Novel continuous flow synthesis, characterization and antibacterial studies of nanoscale zinc substituted hydroxyapatite bioceramics

Abstract

Calcium phosphates predominantly hydroxyapatite (HA) has extensively been used as bone substitute material and as coatings on metallic implants because of its high biocompatibility and bioactivity in bone mineralization. In order to enhance bioactivity of HA, hydroxyapatite has been substituted with divalent cations and anions. In this research, zinc substituted hydroxyapatite powder (<100nm) was synthesized from aqueous solution of calcium nitrate tetrahydrate (with different concentration of Zn ions) and diammonium hydrogen phosphate in the presence of ammonium hydroxide solution through a novel continuous plastic flow synthesis (CPFS) at 70°C in 5min residence time at pH 11. The obtained powders were physically characterized using transmission electron microscopy (TEM), Scanning electron microscopy (SEM), BET surface area analysis, X-ray powder diffraction analysis (XRD), and FTIR and Raman spectroscopy.
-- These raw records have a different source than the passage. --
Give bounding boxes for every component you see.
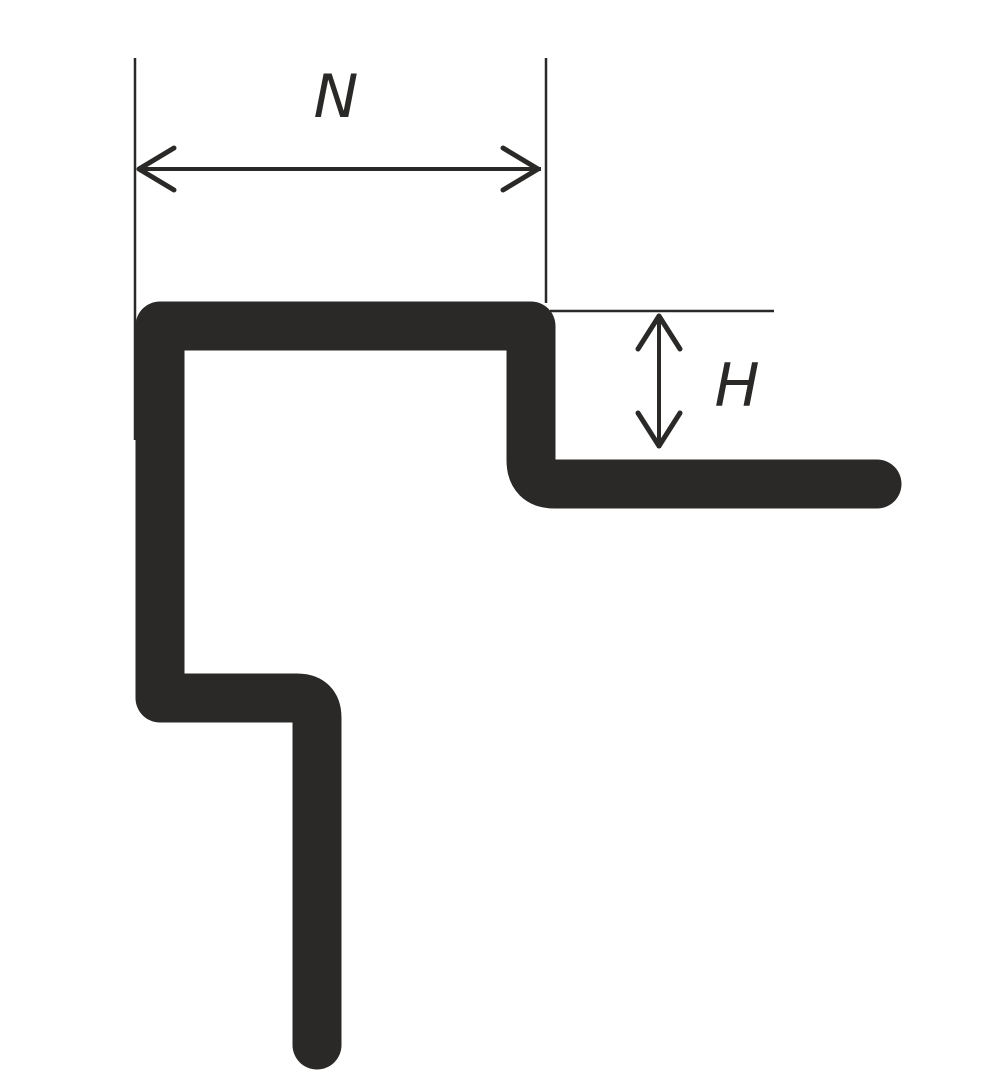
width-arrowhead-left [136,145,177,193]
width-extension-lines [133,58,548,440]
height-arrowhead-top [635,313,683,352]
width-dimension-arrow [136,145,541,193]
height-arrowhead-bottom [635,410,683,449]
profile-shape [135,301,902,1070]
width-arrowhead-right [500,145,541,193]
height-dimension-arrow [635,313,683,449]
width-dimension-label: N [314,62,359,132]
height-dimension-label: H [714,351,759,421]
In addition, the particle size was evaluated by Dynamic light scattering (DLS). The chemical structural analysis of all as prepared samples was done using X-ray photoelectron spectroscopy (XPS).The present study showed that all nanoscale particulates had rod like morphology (at low Zn concentration), which changed to semispherical morphology with increasing Zn contents. It was also investigated that zinc substituted hydroxyapatite gave better antibacterial protection than pure HA. Thus, the CPFS system facilitated rapid production of high surface area nanoscale crystals of hydroxyapatite modified by Zn ions with controlled particle properties (crystallinity, size, shape) at (near) ambient conditions.